Dainobu :: 47th btw 2nd and 3rd - The closest thing I've seen to a Japanese "kombini" or convenience store. There are some groceries, candies and some hot/cold food to go. I used to stop here on my way home from The Japan Society twice a week for an easy dinner. I prefer their Ebi Tempura Onigiri but it is on the salty side.

Menchenko Tei :: 45th btw 3rd and Lex - Simple Japanese restaurant with a modern design. Great soups and noodles.

East Village
Sunrise Mart :: 10th Street and 3rd - This is probably the best place for Japanese restaurants. They have authentic products from Japan plus all the fresh ingredients you would need to make a traditional Japanese meal. There is another Sunrise Mart in SoHo.

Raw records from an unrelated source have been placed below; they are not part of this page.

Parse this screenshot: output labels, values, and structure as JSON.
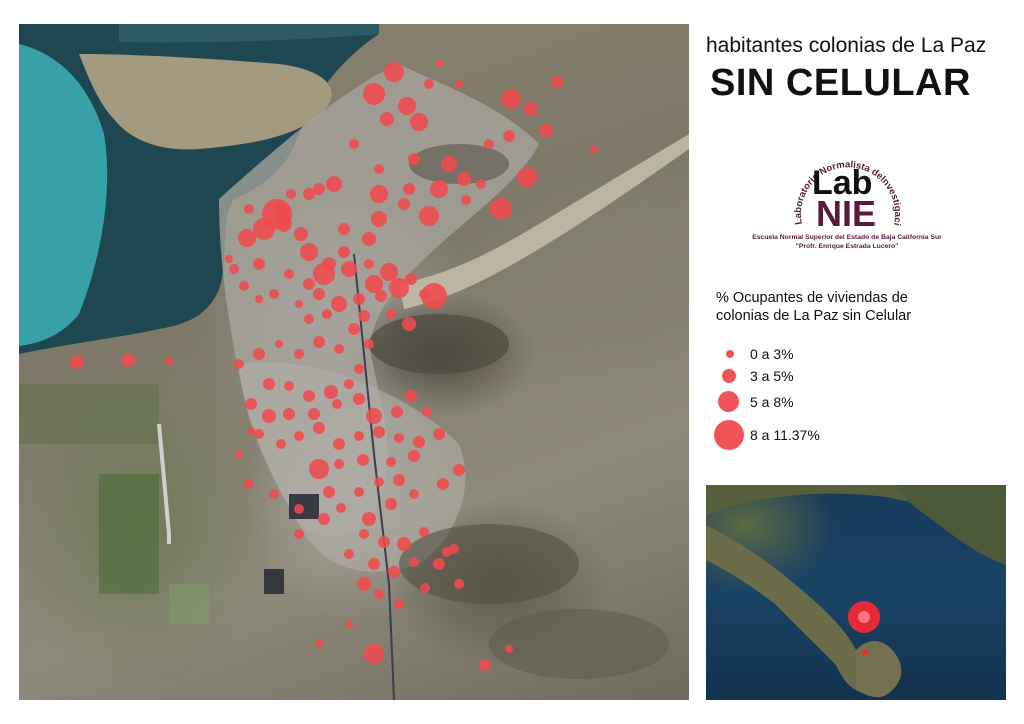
{
  "title": {
    "line1": "habitantes colonias de La Paz",
    "line2": "SIN CELULAR"
  },
  "logo": {
    "wordmark_top": "Lab",
    "wordmark_bottom": "NIE",
    "ring_text": "Laboratorio Normalista deInvestigación Educativa",
    "school": "Escuela Normal Superior del Estado de Baja California Sur",
    "school_sub": "\"Profr. Enrique Estrada Lucero\"",
    "color": "#5b1a3d"
  },
  "legend": {
    "title": "% Ocupantes de viviendas de\ncolonias de  La Paz sin Celular",
    "items": [
      {
        "label": "0 a 3%",
        "class": 1
      },
      {
        "label": "3 a 5%",
        "class": 2
      },
      {
        "label": "5 a 8%",
        "class": 3
      },
      {
        "label": "8 a 11.37%",
        "class": 4
      }
    ],
    "symbol_color": "#f04a4f"
  },
  "map": {
    "symbol": "proportional red circles",
    "water_color": "#3aa5ae",
    "deep_water_color": "#1f4a55",
    "land_color": "#8a8370"
  },
  "inset_map": {
    "highlight_color": "#f02a35"
  }
}
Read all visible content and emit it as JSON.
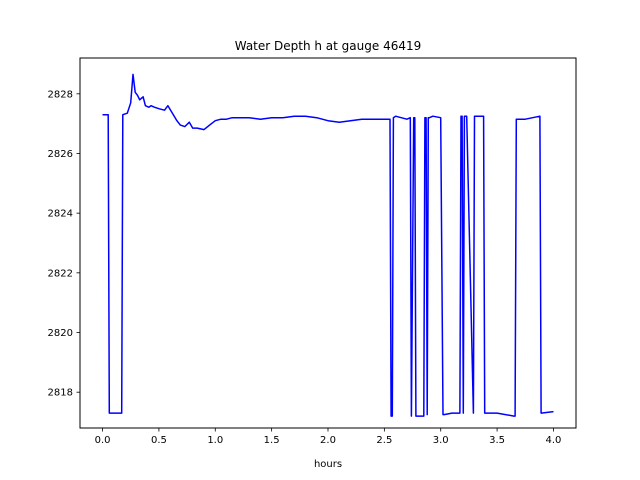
{
  "chart_data": {
    "type": "line",
    "title": "Water Depth h at gauge 46419",
    "xlabel": "hours",
    "ylabel": "",
    "xlim": [
      -0.2,
      4.2
    ],
    "ylim": [
      2816.8,
      2829.2
    ],
    "xticks": [
      0.0,
      0.5,
      1.0,
      1.5,
      2.0,
      2.5,
      3.0,
      3.5,
      4.0
    ],
    "xtick_labels": [
      "0.0",
      "0.5",
      "1.0",
      "1.5",
      "2.0",
      "2.5",
      "3.0",
      "3.5",
      "4.0"
    ],
    "yticks": [
      2818,
      2820,
      2822,
      2824,
      2826,
      2828
    ],
    "ytick_labels": [
      "2818",
      "2820",
      "2822",
      "2824",
      "2826",
      "2828"
    ],
    "grid": false,
    "series": [
      {
        "color": "#0000ff",
        "x": [
          0.0,
          0.05,
          0.06,
          0.17,
          0.18,
          0.22,
          0.25,
          0.27,
          0.29,
          0.31,
          0.33,
          0.36,
          0.38,
          0.41,
          0.43,
          0.46,
          0.5,
          0.55,
          0.58,
          0.62,
          0.66,
          0.69,
          0.73,
          0.77,
          0.8,
          0.84,
          0.9,
          0.95,
          1.0,
          1.05,
          1.1,
          1.15,
          1.2,
          1.3,
          1.4,
          1.5,
          1.6,
          1.7,
          1.8,
          1.9,
          2.0,
          2.1,
          2.2,
          2.3,
          2.4,
          2.5,
          2.55,
          2.56,
          2.57,
          2.58,
          2.6,
          2.7,
          2.73,
          2.74,
          2.76,
          2.77,
          2.78,
          2.79,
          2.85,
          2.86,
          2.87,
          2.88,
          2.89,
          2.9,
          2.93,
          3.0,
          3.02,
          3.03,
          3.1,
          3.17,
          3.18,
          3.19,
          3.2,
          3.21,
          3.22,
          3.23,
          3.29,
          3.3,
          3.31,
          3.38,
          3.39,
          3.5,
          3.65,
          3.66,
          3.67,
          3.75,
          3.88,
          3.89,
          4.0
        ],
        "y": [
          2827.3,
          2827.3,
          2817.3,
          2817.3,
          2827.3,
          2827.35,
          2827.7,
          2828.65,
          2828.05,
          2827.95,
          2827.8,
          2827.9,
          2827.6,
          2827.55,
          2827.6,
          2827.55,
          2827.5,
          2827.45,
          2827.6,
          2827.35,
          2827.1,
          2826.95,
          2826.9,
          2827.05,
          2826.85,
          2826.85,
          2826.8,
          2826.95,
          2827.1,
          2827.15,
          2827.15,
          2827.2,
          2827.2,
          2827.2,
          2827.15,
          2827.2,
          2827.2,
          2827.25,
          2827.25,
          2827.2,
          2827.1,
          2827.05,
          2827.1,
          2827.15,
          2827.15,
          2827.15,
          2827.15,
          2817.2,
          2817.2,
          2827.2,
          2827.25,
          2827.15,
          2827.2,
          2817.2,
          2827.2,
          2827.2,
          2817.2,
          2817.2,
          2817.2,
          2827.2,
          2827.2,
          2817.25,
          2827.2,
          2827.2,
          2827.25,
          2827.2,
          2817.25,
          2817.25,
          2817.3,
          2817.3,
          2827.25,
          2827.25,
          2817.3,
          2827.25,
          2827.25,
          2827.25,
          2817.3,
          2827.25,
          2827.25,
          2827.25,
          2817.3,
          2817.3,
          2817.2,
          2817.2,
          2827.15,
          2827.15,
          2827.25,
          2817.3,
          2817.35
        ]
      }
    ]
  }
}
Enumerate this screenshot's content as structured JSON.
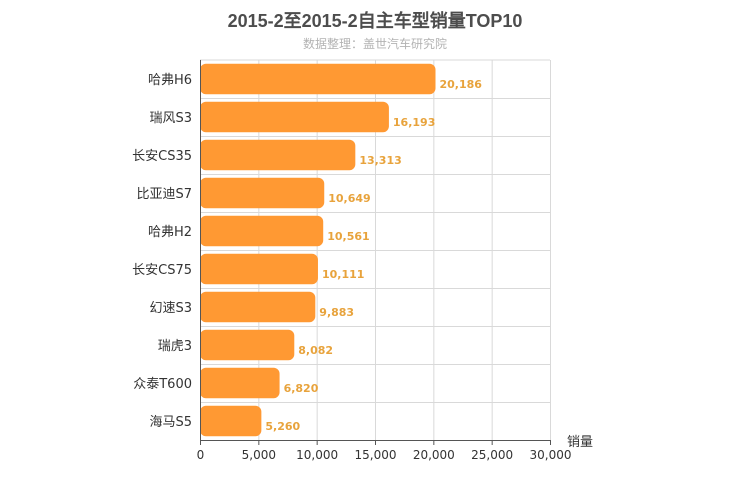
{
  "chart_data": {
    "type": "bar",
    "orientation": "horizontal",
    "title": "2015-2至2015-2自主车型销量TOP10",
    "subtitle": "数据整理：盖世汽车研究院",
    "categories": [
      "哈弗H6",
      "瑞风S3",
      "长安CS35",
      "比亚迪S7",
      "哈弗H2",
      "长安CS75",
      "幻速S3",
      "瑞虎3",
      "众泰T600",
      "海马S5"
    ],
    "values": [
      20186,
      16193,
      13313,
      10649,
      10561,
      10111,
      9883,
      8082,
      6820,
      5260
    ],
    "value_labels": [
      "20,186",
      "16,193",
      "13,313",
      "10,649",
      "10,561",
      "10,111",
      "9,883",
      "8,082",
      "6,820",
      "5,260"
    ],
    "xlabel": "销量",
    "xlim": [
      0,
      30000
    ],
    "xticks": [
      0,
      5000,
      10000,
      15000,
      20000,
      25000,
      30000
    ],
    "xtick_labels": [
      "0",
      "5,000",
      "10,000",
      "15,000",
      "20,000",
      "25,000",
      "30,000"
    ],
    "grid": true,
    "bar_color": "#ff9933",
    "label_color": "#e8a33c"
  }
}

Yakitori Taisho/Oh! Taisho :: St. Marks btw 2nd and 3rd - I don't think there is a different between the two restaurants, but there is a thai lounge separating them which is weird. The wait can be long as this is a pretty popular place amongst J-Expats and NYU students. It is worth the wait - grilled meats (yakitori) and wonderful small plates to share. I highly reccommend the Saikoro Steak which is buttery and melt-in-your-mouth good and the Potatos w/Roe Mayonaise. Kewpie Mayo is up there with Sriracha in terms of awesome condiments from Asia.

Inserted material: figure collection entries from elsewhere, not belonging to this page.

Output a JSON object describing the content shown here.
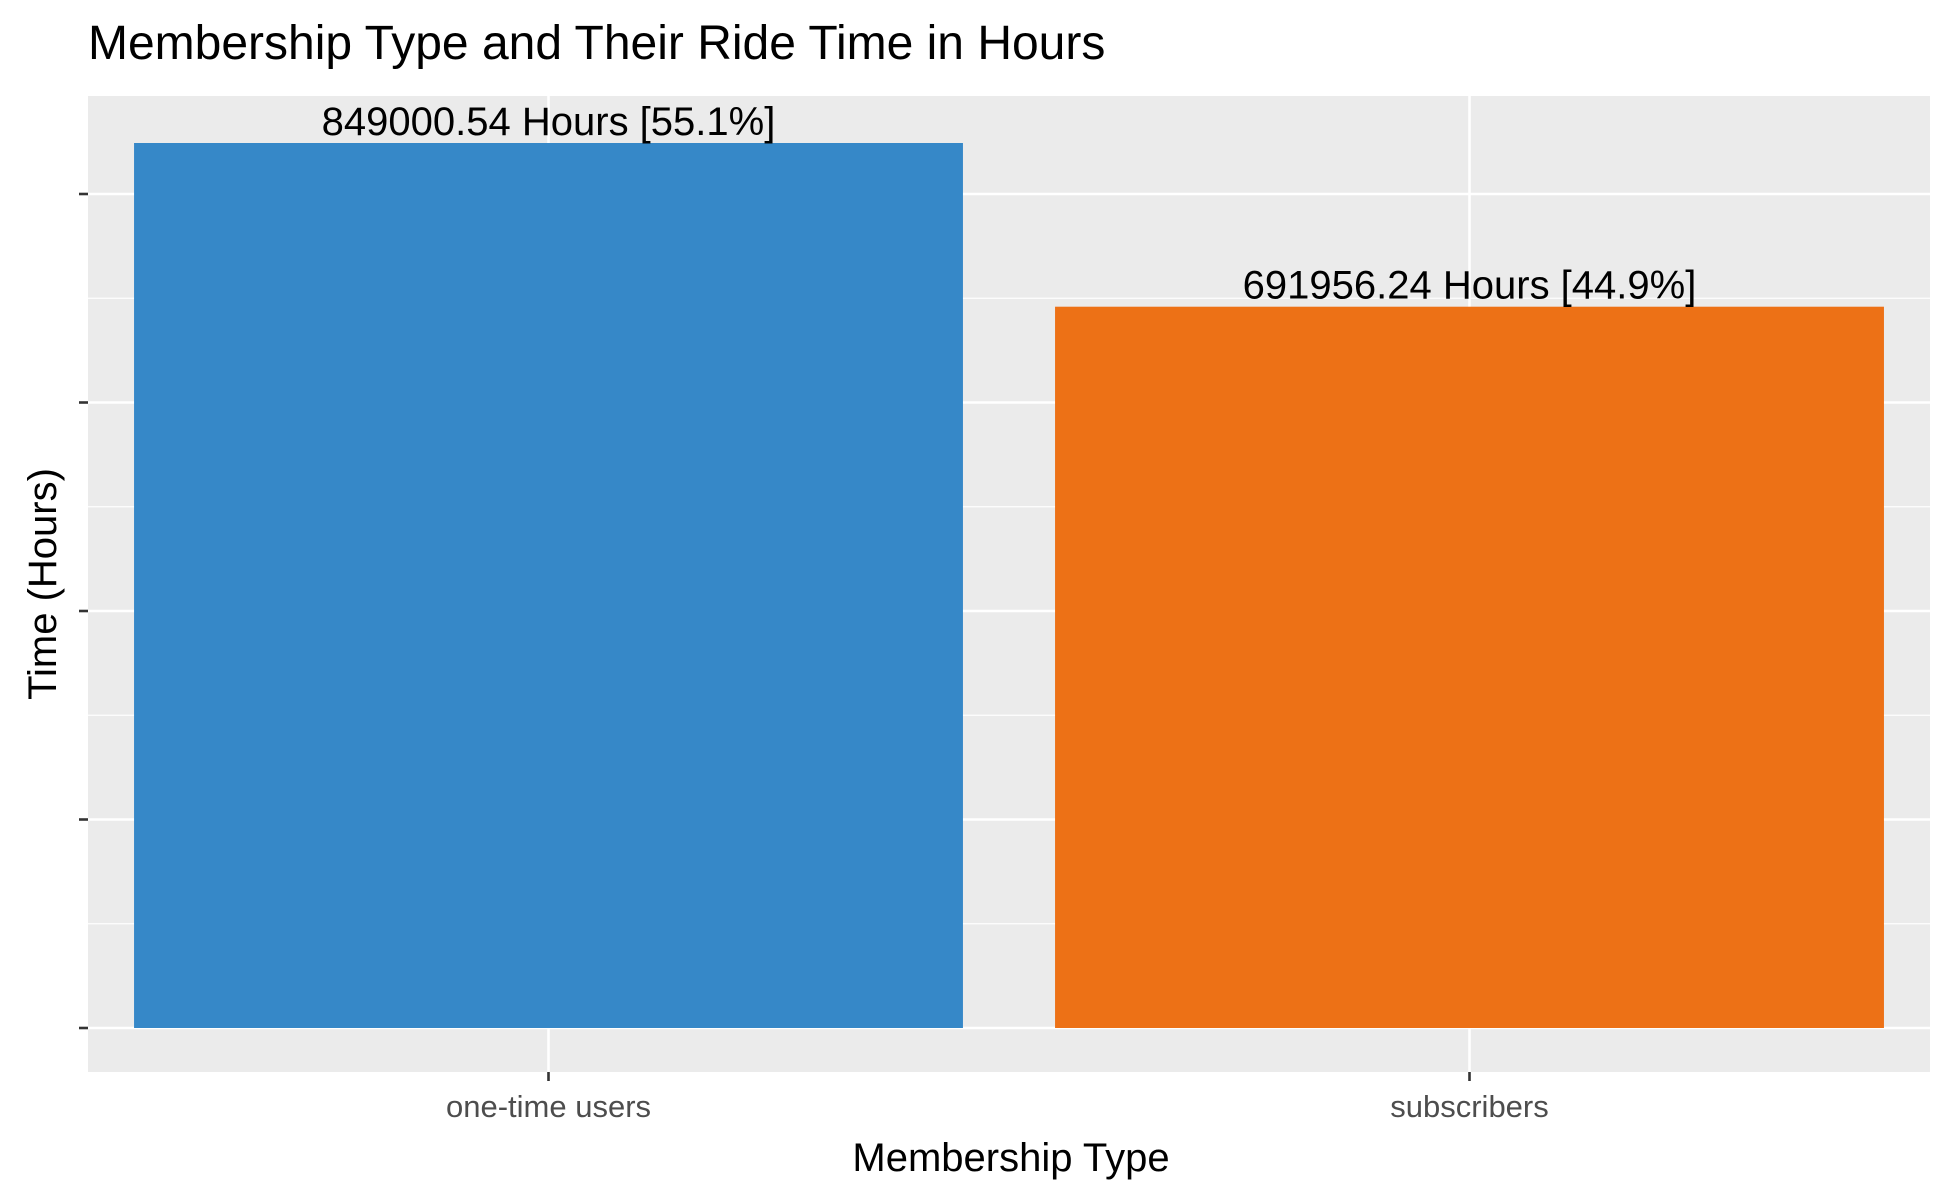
{
  "chart_data": {
    "type": "bar",
    "title": "Membership Type and Their Ride Time in Hours",
    "xlabel": "Membership Type",
    "ylabel": "Time (Hours)",
    "categories": [
      "one-time users",
      "subscribers"
    ],
    "values": [
      849000.54,
      691956.24
    ],
    "data_labels": [
      "849000.54 Hours [55.1%]",
      "691956.24 Hours [44.9%]"
    ],
    "colors": [
      "#3688c8",
      "#ed7116"
    ],
    "ylim": [
      0,
      891450.57
    ],
    "y_tick_labels_shown": false,
    "grid": true,
    "background": "#ebebeb",
    "legend": "none"
  }
}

Curry-Ya :: 10th Street btw 1st and 2nd - Okay, so actually, Go Go Curry is my favorite curry place in NY but it is on 36th and 8th Avenue which would totally debunk my "East Side" theory. Curry-Ya is on the expensive side for a food that is typically pretty cheap in Japan. They do it well and jazz it up so you feel like you're eating something refined, but at the end of the day, it's just curry and rice.

Wednesday, July 8, 2009

Eating on the Go

I saw a woman eating a Dunkin' Donuts Breakfast Sandwich on the subway this morning. First of all, Dunkin' Donuts for breakfast?! Gross. (PS - America does not run on Dunkin) Equally as unacceptable is throwing your greasy wrapper at my feet after you've finished. This breaks two golden rules of mine - No eating on Mass Transit and No Littering EVER. I really wanted to punch this lady in the face but I didn't want to risk getting Dunkin grease on my new shirt.

As annoying as it was, this morning's Muffingate still doesn't beat the "Chicken Wings on the Downtown E" fiasco of 2008.

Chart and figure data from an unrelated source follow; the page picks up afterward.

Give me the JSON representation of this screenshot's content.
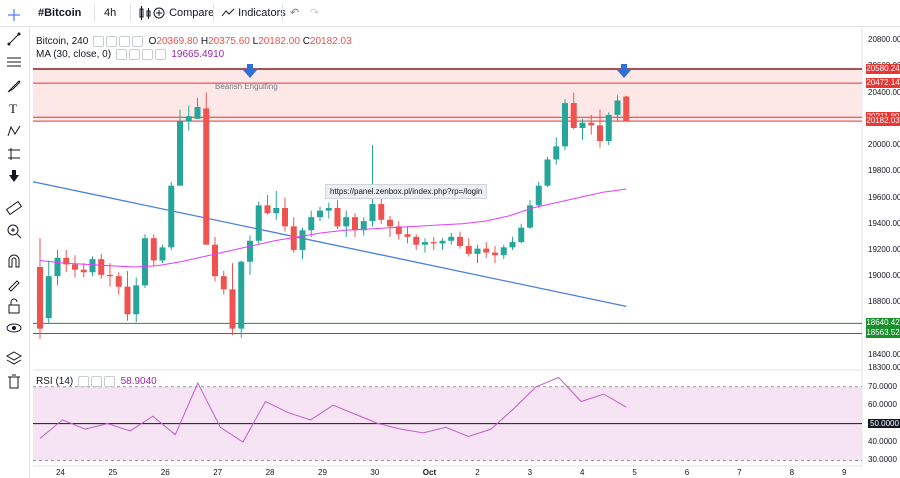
{
  "toolbar": {
    "symbol": "#Bitcoin",
    "interval": "4h",
    "compare_label": "Compare",
    "indicators_label": "Indicators"
  },
  "legend": {
    "symbol_name": "Bitcoin, 240",
    "open_label": "O",
    "open": "20369.80",
    "high_label": "H",
    "high": "20375.60",
    "low_label": "L",
    "low": "20182.00",
    "close_label": "C",
    "close": "20182.03",
    "ma_label": "MA (30, close, 0)",
    "ma_value": "19665.4910",
    "rsi_label": "RSI (14)",
    "rsi_value": "58.9040"
  },
  "annotation": {
    "pattern_label": "Bearish Engulfing"
  },
  "tooltip": {
    "url": "https://panel.zenbox.pl/index.php?rp=/login"
  },
  "price_axis": [
    "20800.00",
    "20600.00",
    "20400.00",
    "20200.00",
    "20000.00",
    "19800.00",
    "19600.00",
    "19400.00",
    "19200.00",
    "19000.00",
    "18800.00",
    "18600.00",
    "18400.00",
    "18300.00"
  ],
  "price_tags": [
    {
      "value": "20580.24",
      "color": "#e53935"
    },
    {
      "value": "20472.14",
      "color": "#e53935"
    },
    {
      "value": "20211.80",
      "color": "#e53935"
    },
    {
      "value": "20182.03",
      "color": "#e53935"
    },
    {
      "value": "18640.42",
      "color": "#1b8e2d"
    },
    {
      "value": "18563.52",
      "color": "#1b8e2d"
    }
  ],
  "rsi_axis": [
    "70.0000",
    "60.0000",
    "50.0000",
    "40.0000",
    "30.0000"
  ],
  "time_axis": [
    "24",
    "25",
    "26",
    "27",
    "28",
    "29",
    "30",
    "Oct",
    "2",
    "3",
    "4",
    "5",
    "6",
    "7",
    "8",
    "9"
  ],
  "colors": {
    "up": "#26a69a",
    "down": "#ef5350",
    "ma": "#e040fb",
    "trend": "#4a7fe0",
    "rsi": "#c060c8"
  },
  "chart_data": {
    "type": "candlestick",
    "price_range": [
      18300,
      20900
    ],
    "horizontal_levels": [
      20580.24,
      20472.14,
      20211.8,
      20182.03,
      18640.42,
      18563.52
    ],
    "ma_30": [
      19120,
      19100,
      19090,
      19080,
      19070,
      19080,
      19110,
      19150,
      19190,
      19230,
      19270,
      19300,
      19330,
      19350,
      19360,
      19370,
      19380,
      19390,
      19400,
      19420,
      19460,
      19520,
      19560,
      19600,
      19640,
      19665
    ],
    "rsi": [
      42,
      52,
      47,
      50,
      46,
      54,
      44,
      72,
      48,
      40,
      62,
      56,
      52,
      60,
      55,
      50,
      47,
      45,
      48,
      43,
      47,
      58,
      70,
      75,
      62,
      66,
      58.9
    ],
    "candles": [
      [
        19070,
        19290,
        18520,
        18600
      ],
      [
        18680,
        19120,
        18640,
        19000
      ],
      [
        19000,
        19200,
        18930,
        19140
      ],
      [
        19140,
        19200,
        19030,
        19090
      ],
      [
        19090,
        19160,
        18990,
        19050
      ],
      [
        19050,
        19100,
        18990,
        19030
      ],
      [
        19030,
        19150,
        19000,
        19130
      ],
      [
        19130,
        19170,
        18980,
        19010
      ],
      [
        19010,
        19100,
        18920,
        19000
      ],
      [
        19000,
        19030,
        18860,
        18920
      ],
      [
        18920,
        19040,
        18660,
        18710
      ],
      [
        18710,
        18990,
        18650,
        18930
      ],
      [
        18930,
        19320,
        18910,
        19290
      ],
      [
        19290,
        19320,
        19080,
        19120
      ],
      [
        19120,
        19240,
        19100,
        19220
      ],
      [
        19220,
        19720,
        19200,
        19690
      ],
      [
        19690,
        20270,
        19690,
        20180
      ],
      [
        20180,
        20300,
        20110,
        20220
      ],
      [
        20200,
        20360,
        20200,
        20290
      ],
      [
        20280,
        20400,
        19250,
        19240
      ],
      [
        19240,
        19300,
        18960,
        19000
      ],
      [
        19000,
        19040,
        18860,
        18900
      ],
      [
        18900,
        19100,
        18550,
        18600
      ],
      [
        18600,
        19120,
        18530,
        19110
      ],
      [
        19110,
        19310,
        19010,
        19270
      ],
      [
        19270,
        19570,
        19240,
        19540
      ],
      [
        19540,
        19620,
        19470,
        19480
      ],
      [
        19480,
        19650,
        19430,
        19520
      ],
      [
        19520,
        19600,
        19340,
        19380
      ],
      [
        19380,
        19450,
        19180,
        19200
      ],
      [
        19200,
        19370,
        19130,
        19350
      ],
      [
        19350,
        19500,
        19300,
        19450
      ],
      [
        19450,
        19530,
        19420,
        19500
      ],
      [
        19500,
        19560,
        19440,
        19520
      ],
      [
        19520,
        19580,
        19360,
        19380
      ],
      [
        19380,
        19500,
        19300,
        19450
      ],
      [
        19450,
        19480,
        19300,
        19350
      ],
      [
        19350,
        19450,
        19310,
        19420
      ],
      [
        19420,
        20000,
        19380,
        19550
      ],
      [
        19550,
        19620,
        19400,
        19430
      ],
      [
        19430,
        19460,
        19300,
        19380
      ],
      [
        19380,
        19420,
        19280,
        19320
      ],
      [
        19320,
        19380,
        19250,
        19300
      ],
      [
        19300,
        19320,
        19200,
        19240
      ],
      [
        19240,
        19290,
        19180,
        19260
      ],
      [
        19260,
        19300,
        19200,
        19250
      ],
      [
        19250,
        19290,
        19200,
        19270
      ],
      [
        19270,
        19330,
        19240,
        19300
      ],
      [
        19300,
        19340,
        19210,
        19230
      ],
      [
        19230,
        19290,
        19150,
        19170
      ],
      [
        19170,
        19240,
        19100,
        19210
      ],
      [
        19210,
        19260,
        19140,
        19180
      ],
      [
        19180,
        19230,
        19100,
        19160
      ],
      [
        19160,
        19240,
        19130,
        19220
      ],
      [
        19220,
        19300,
        19200,
        19260
      ],
      [
        19260,
        19400,
        19250,
        19370
      ],
      [
        19370,
        19580,
        19360,
        19540
      ],
      [
        19540,
        19720,
        19520,
        19690
      ],
      [
        19690,
        19910,
        19680,
        19890
      ],
      [
        19890,
        20060,
        19850,
        19990
      ],
      [
        19990,
        20350,
        19960,
        20320
      ],
      [
        20320,
        20400,
        20120,
        20130
      ],
      [
        20130,
        20200,
        20040,
        20170
      ],
      [
        20170,
        20230,
        20080,
        20150
      ],
      [
        20150,
        20270,
        19980,
        20030
      ],
      [
        20030,
        20250,
        20000,
        20230
      ],
      [
        20230,
        20380,
        20180,
        20340
      ],
      [
        20369.8,
        20375.6,
        20182,
        20182.03
      ]
    ],
    "trend_line": {
      "from": [
        0,
        19720
      ],
      "to": [
        67,
        18770
      ]
    }
  }
}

A Week with the Not-So-Five-Foot-Eater

My very first friend from college, The Dish, came to town for a week and I have the distended belly to prove it! I'll do some individual posts on the places we ate, but here is what we accomplished:

Sunday Night Dinner :: The Spotted Pig (Gastropub a la Bloomfield, Batali & Co.)
Monday Night Dinner :: Kefi (Modern day Greek God Michael Psilakis' UWS spot)
Tuesday Night Dinner :: The Standard Grill (Newly opened Andre Balazs restaurant)
Wednesday :: The Dish in Brooklyn, hence I ate hot water for dinner and went running
Thursday :: Momofuku Ko (Ko2 - Electric Bugaloo)
Friday Failed Breakfast turned Lunch :: Locanda Verde (Robert DeNiro's Italien joint in TriBeCa)

Since The Dish has left, I've seriously taken a break from eating. I don't believe in doing The Master Cleanse, but I have been making frequent trips to Jamba Juice for wheatgrass shots and Kombucha. Don't you worry, I'll be back up and running soon!